Research paper: Windows 8 picture passwords can be cracked

We are constantly told that, when creating new online accounts, we should take the time to generate passwords that cannot be easily guessed. However, many people don't heed this advice and create passwords that are simple and commonly used. Of course even with a secure password, attackers can target the backend database or steal keystrokes from your PC, making the password worthless.

In 2011, Microsoft announced it had come up with a way to use a combination of images and touchscreen gestures to create a password system for accessing Windows 8. Microsoft said that it would be far more secure than PIN numbers or passwords because users would have a potential of 1,155,509,083 different ways to touch an image via taps, circles and lines.

That sounds like an ideal security system, but a recent research paper now claims many picture passwords in Windows 8 can be cracked. As with character-based passwords, the method to figure out a picture and gesture code is due to the fact that many people create patterns that are easy to discover.

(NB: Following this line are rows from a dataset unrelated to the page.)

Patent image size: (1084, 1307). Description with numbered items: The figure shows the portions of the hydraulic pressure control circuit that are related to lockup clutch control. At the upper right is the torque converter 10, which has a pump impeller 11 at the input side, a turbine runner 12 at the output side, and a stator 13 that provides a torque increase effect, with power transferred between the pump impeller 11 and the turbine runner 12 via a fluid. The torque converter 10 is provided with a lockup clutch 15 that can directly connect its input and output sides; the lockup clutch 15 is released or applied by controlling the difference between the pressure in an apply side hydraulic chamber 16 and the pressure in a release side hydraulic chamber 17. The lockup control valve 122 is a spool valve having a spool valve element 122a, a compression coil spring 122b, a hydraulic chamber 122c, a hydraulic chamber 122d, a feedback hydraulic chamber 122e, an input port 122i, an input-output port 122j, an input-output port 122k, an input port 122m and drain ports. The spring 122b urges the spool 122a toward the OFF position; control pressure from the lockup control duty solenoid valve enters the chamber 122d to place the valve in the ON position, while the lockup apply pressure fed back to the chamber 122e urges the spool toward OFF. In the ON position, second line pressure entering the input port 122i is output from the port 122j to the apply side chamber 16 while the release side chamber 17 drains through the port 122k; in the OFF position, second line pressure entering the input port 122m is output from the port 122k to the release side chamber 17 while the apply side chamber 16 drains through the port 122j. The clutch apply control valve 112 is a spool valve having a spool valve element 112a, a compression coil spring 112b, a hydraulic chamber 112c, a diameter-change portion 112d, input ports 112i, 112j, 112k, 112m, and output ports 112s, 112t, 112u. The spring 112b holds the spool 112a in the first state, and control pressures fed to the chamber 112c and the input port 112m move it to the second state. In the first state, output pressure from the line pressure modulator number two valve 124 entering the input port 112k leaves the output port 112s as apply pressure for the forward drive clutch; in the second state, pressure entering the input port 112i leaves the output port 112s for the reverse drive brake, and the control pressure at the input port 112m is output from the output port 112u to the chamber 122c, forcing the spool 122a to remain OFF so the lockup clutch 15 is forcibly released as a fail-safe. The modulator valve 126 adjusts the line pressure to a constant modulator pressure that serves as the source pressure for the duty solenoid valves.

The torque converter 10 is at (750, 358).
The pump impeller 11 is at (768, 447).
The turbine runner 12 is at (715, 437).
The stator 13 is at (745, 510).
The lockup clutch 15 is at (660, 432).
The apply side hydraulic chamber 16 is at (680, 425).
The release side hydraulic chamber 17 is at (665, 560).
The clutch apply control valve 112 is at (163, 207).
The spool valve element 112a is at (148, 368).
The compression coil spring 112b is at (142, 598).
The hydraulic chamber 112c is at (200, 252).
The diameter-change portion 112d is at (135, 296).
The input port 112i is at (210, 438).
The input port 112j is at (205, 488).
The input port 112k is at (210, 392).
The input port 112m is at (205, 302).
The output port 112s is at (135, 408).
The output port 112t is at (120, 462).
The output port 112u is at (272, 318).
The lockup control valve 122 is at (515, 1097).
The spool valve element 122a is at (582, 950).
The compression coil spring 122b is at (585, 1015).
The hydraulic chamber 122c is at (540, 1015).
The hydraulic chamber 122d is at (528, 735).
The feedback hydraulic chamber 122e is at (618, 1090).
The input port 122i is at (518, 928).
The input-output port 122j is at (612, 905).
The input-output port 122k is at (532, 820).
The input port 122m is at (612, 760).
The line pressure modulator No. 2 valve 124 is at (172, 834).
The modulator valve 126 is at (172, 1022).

The study was created by researchers from Arizona State University, Delaware State University and GFS Technology Inc. for the USENIX Security Symposium. The study found that many Windows 8 users upload their own photo for use in the picture password system and then come up with touchscreen gestures that center on objects in the image that stand out, such as a nose, mouth or eye if a person is in the picture.

The researchers polled 685 Windows 8 users and asked them to create gesture combinations for passwords with two different pictures. 60.3 percent of the participants said they used "special objects" in the images to map out their gestures. Only 9.8 percent of those polled indicated they created gestures that had nothing to do with what what was seen in their images.

Based on what the study participants indicated, the researchers then created an algorithm and attack system for picture passwords in Windows 8. The team claims they were able to crack 48 percent of those passwords based on their system. They suggest that Microsoft come up with a picture password strength meter that could be used to help Windows 8 owners make more complex patterns that cannot be repeated quickly by hackers.